By federal statute, Social Security monies can ONLY be spent on Social Security benefits.
Apple featured on the front page of today’s (Sunday) Mercury News.
“Tech giant is Silicon Valley’s new powerhouse, passing Hewlett-Packard and reaching an unprecedented level of dominance.”
http://www.mercurynews.com/
The kind of thing that shows up closer to the end of a cycle, yes?
My reads:
Land of Promise: An Economic History of the United States, Michael Lind — aligns with your WaPost column today. To me, your and Lind’s analyses suggest the question is: How do we rebuild effective national economic institutional arrangments so that the remarkable entrepreneurial energy of the young indeed are able to achieve its potential and accrue to the nation’s benefit?
Best regards,
AR
Joe;
I think that it is fair to say that Bush II cannot be held responsible for a recession that started in March 2001 – just like I would not try to hold Obama responsible for job losses that occurred in the first half year of his presidency (before his policies could be implemented).

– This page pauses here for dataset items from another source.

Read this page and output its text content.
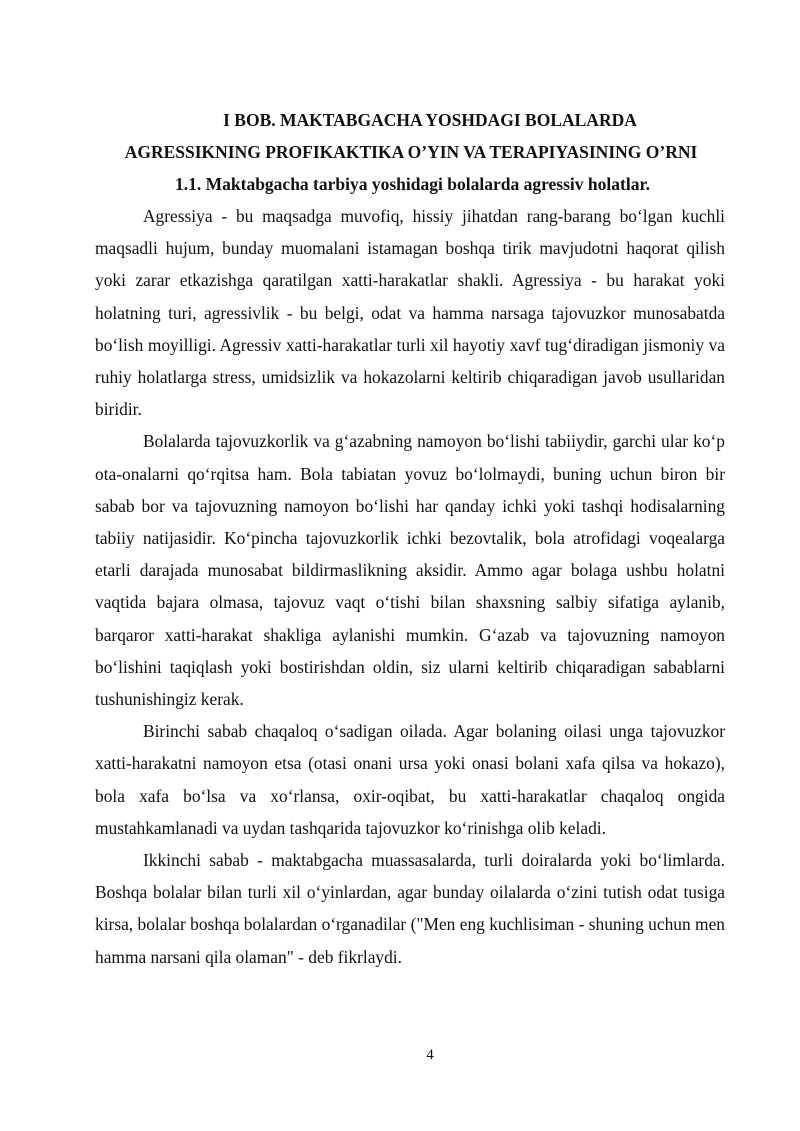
I BOB. MAKTABGACHA YOSHDAGI BOLALARDA

AGRESSIKNING PROFIKAKTIKA O’YIN VA TERAPIYASINING O’RNI

1.1. Maktabgacha tarbiya yoshidagi bolalarda agressiv holatlar.

Agressiya - bu maqsadga muvofiq, hissiy jihatdan rang-barang bo‘lgan kuchli maqsadli hujum, bunday muomalani istamagan boshqa tirik mavjudotni haqorat qilish yoki zarar etkazishga qaratilgan xatti-harakatlar shakli. Agressiya - bu harakat yoki holatning turi, agressivlik - bu belgi, odat va hamma narsaga tajovuzkor munosabatda bo‘lish moyilligi. Agressiv xatti-harakatlar turli xil hayotiy xavf tug‘diradigan jismoniy va ruhiy holatlarga stress, umidsizlik va hokazolarni keltirib chiqaradigan javob usullaridan biridir.

Bolalarda tajovuzkorlik va g‘azabning namoyon bo‘lishi tabiiydir, garchi ular ko‘p ota-onalarni qo‘rqitsa ham. Bola tabiatan yovuz bo‘lolmaydi, buning uchun biron bir sabab bor va tajovuzning namoyon bo‘lishi har qanday ichki yoki tashqi hodisalarning tabiiy natijasidir. Ko‘pincha tajovuzkorlik ichki bezovtalik, bola atrofidagi voqealarga etarli darajada munosabat bildirmaslikning aksidir. Ammo agar bolaga ushbu holatni vaqtida bajara olmasa, tajovuz vaqt o‘tishi bilan shaxsning salbiy sifatiga aylanib, barqaror xatti-harakat shakliga aylanishi mumkin. G‘azab va tajovuzning namoyon bo‘lishini taqiqlash yoki bostirishdan oldin, siz ularni keltirib chiqaradigan sabablarni tushunishingiz kerak.

Birinchi sabab chaqaloq o‘sadigan oilada. Agar bolaning oilasi unga tajovuzkor xatti-harakatni namoyon etsa (otasi onani ursa yoki onasi bolani xafa qilsa va hokazo), bola xafa bo‘lsa va xo‘rlansa, oxir-oqibat, bu xatti-harakatlar chaqaloq ongida mustahkamlanadi va uydan tashqarida tajovuzkor ko‘rinishga olib keladi.

Ikkinchi sabab - maktabgacha muassasalarda, turli doiralarda yoki bo‘limlarda. Boshqa bolalar bilan turli xil o‘yinlardan, agar bunday oilalarda o‘zini tutish odat tusiga kirsa, bolalar boshqa bolalardan o‘rganadilar ("Men eng kuchlisiman - shuning uchun men hamma narsani qila olaman" - deb fikrlaydi.

4
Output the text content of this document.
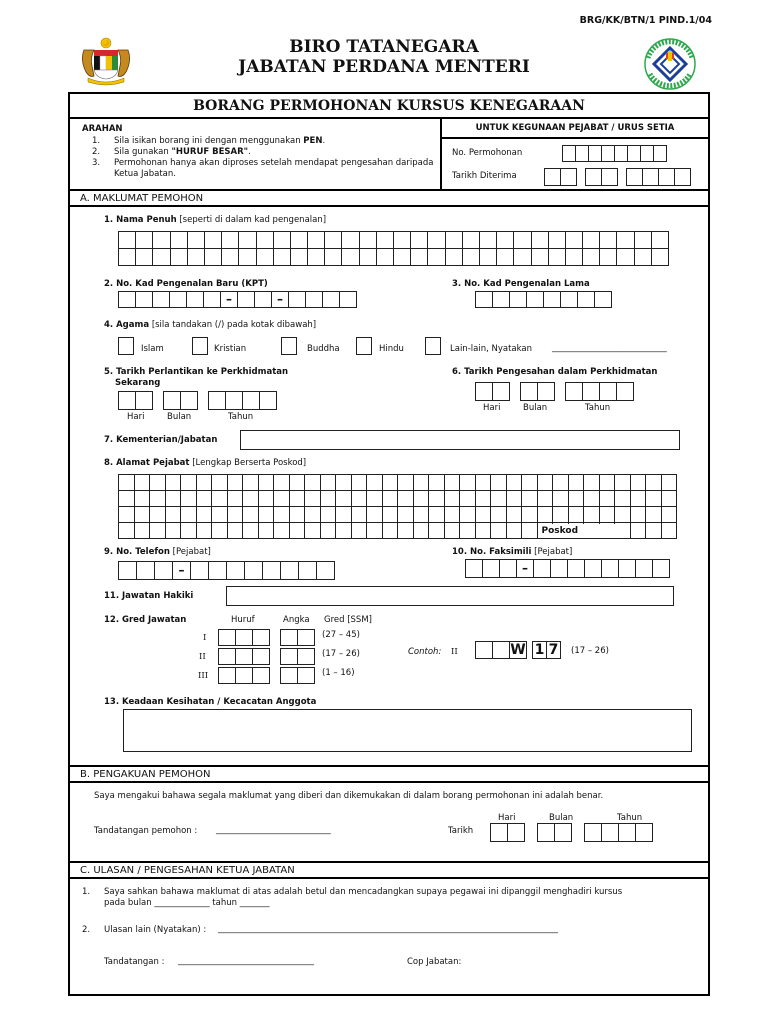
BRG/KK/BTN/1 PIND.1/04
BIRO TATANEGARA
JABATAN PERDANA MENTERI
BORANG PERMOHONAN KURSUS KENEGARAAN
ARAHAN
1.	Sila isikan borang ini dengan menggunakan PEN.
2.	Sila gunakan "HURUF BESAR".
3.	Permohonan hanya akan diproses setelah mendapat pengesahan daripada Ketua Jabatan.
UNTUK KEGUNAAN PEJABAT / URUS SETIA
No. Permohonan
Tarikh Diterima
A. MAKLUMAT PEMOHON
1. Nama Penuh [seperti di dalam kad pengenalan]
2. No. Kad Pengenalan Baru (KPT)
–	–
3. No. Kad Pengenalan Lama
4. Agama [sila tandakan (/) pada kotak dibawah]
Islam	Kristian	Buddha	Hindu	Lain-lain, Nyatakan ___________________________
5. Tarikh Perlantikan ke Perkhidmatan
Sekarang
Hari	Bulan	Tahun
6. Tarikh Pengesahan dalam Perkhidmatan
Hari	Bulan	Tahun
7. Kementerian/Jabatan
8. Alamat Pejabat [Lengkap Berserta Poskod]
Poskod
9. No. Telefon [Pejabat]
–
10. No. Faksimili [Pejabat]
–
11. Jawatan Hakiki
12. Gred Jawatan	Huruf	Angka Gred [SSM]
I	(27 – 45)
II	(17 – 26)
III	(1 – 16)
Contoh: II	W 1 7	(17 – 26)
13. Keadaan Kesihatan / Kecacatan Anggota
B. PENGAKUAN PEMOHON
Saya mengakui bahawa segala maklumat yang diberi dan dikemukakan di dalam borang permohonan ini adalah benar.
Tandatangan pemohon : ___________________________	Tarikh
Hari	Bulan	Tahun
C. ULASAN / PENGESAHAN KETUA JABATAN
1. Saya sahkan bahawa maklumat di atas adalah betul dan mencadangkan supaya pegawai ini dipanggil menghadiri kursus
pada bulan _____________ tahun _______
2. Ulasan lain (Nyatakan) : ________________________________________________________________________________
Tandatangan : ________________________________	Cop Jabatan:
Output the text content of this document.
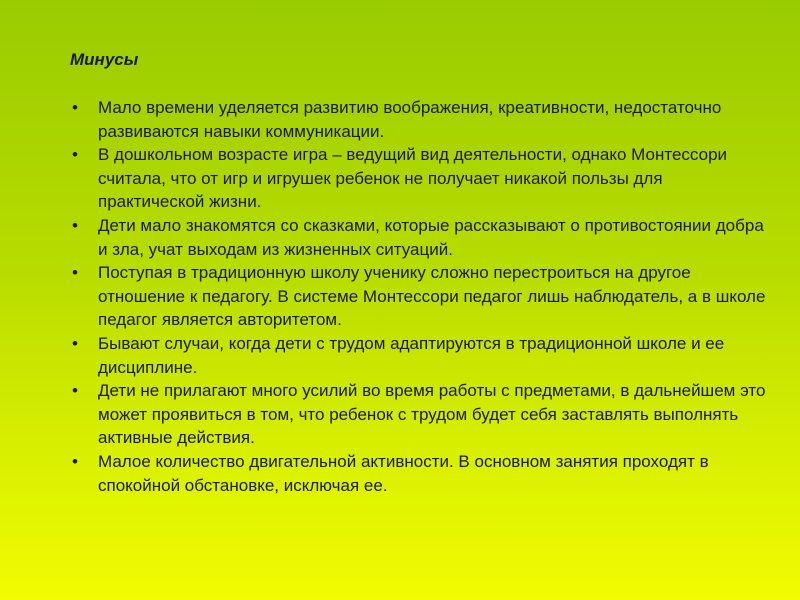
Минусы
• Мало времени уделяется развитию воображения, креативности, недостаточно развиваются навыки коммуникации.
• В дошкольном возрасте игра – ведущий вид деятельности, однако Монтессори считала, что от игр и игрушек ребенок не получает никакой пользы для практической жизни.
• Дети мало знакомятся со сказками, которые рассказывают о противостоянии добра и зла, учат выходам из жизненных ситуаций.
• Поступая в традиционную школу ученику сложно перестроиться на другое отношение к педагогу. В системе Монтессори педагог лишь наблюдатель, а в школе педагог является авторитетом.
• Бывают случаи, когда дети с трудом адаптируются в традиционной школе и ее дисциплине.
• Дети не прилагают много усилий во время работы с предметами, в дальнейшем это может проявиться в том, что ребенок с трудом будет себя заставлять выполнять активные действия.
• Малое количество двигательной активности. В основном занятия проходят в спокойной обстановке, исключая ее.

What Bush II can be blamed for was that he did not institute good policies that quickly would have returned the country to the Clinton era’s economic growth and budget surpluses. He inherited a mild (normal and sound) recession and turned it into a disaster of unfunded tax cuts for the rich.
DeDude,
“I think that it is fair to say that Bush II cannot be held responsible for a recession that started in March 2001″
Why the hell not ?
I already addressed this about six months ago to you and others:
http://www.ritholtz.com/blog/2011/10/understanding-federal-debt-presidential-budgets-fiscal-year-edition/
“just like I would not try to hold Obama responsible for job losses that occurred in the first half year of his presidency”
Why would you ? The national economy entered recession in December of 2007, and was obviously slowing for a time well prior to that. Obama wasn’t even inaugurated until January of 2009.
“[Bush II] He inherited a mild (normal and sound) recession…”
Nope.
That’s like the kid who murdered his parents asking the judge for mercy because he’s an orphan. Chimpy Bush CAUSED, not inherited the recession.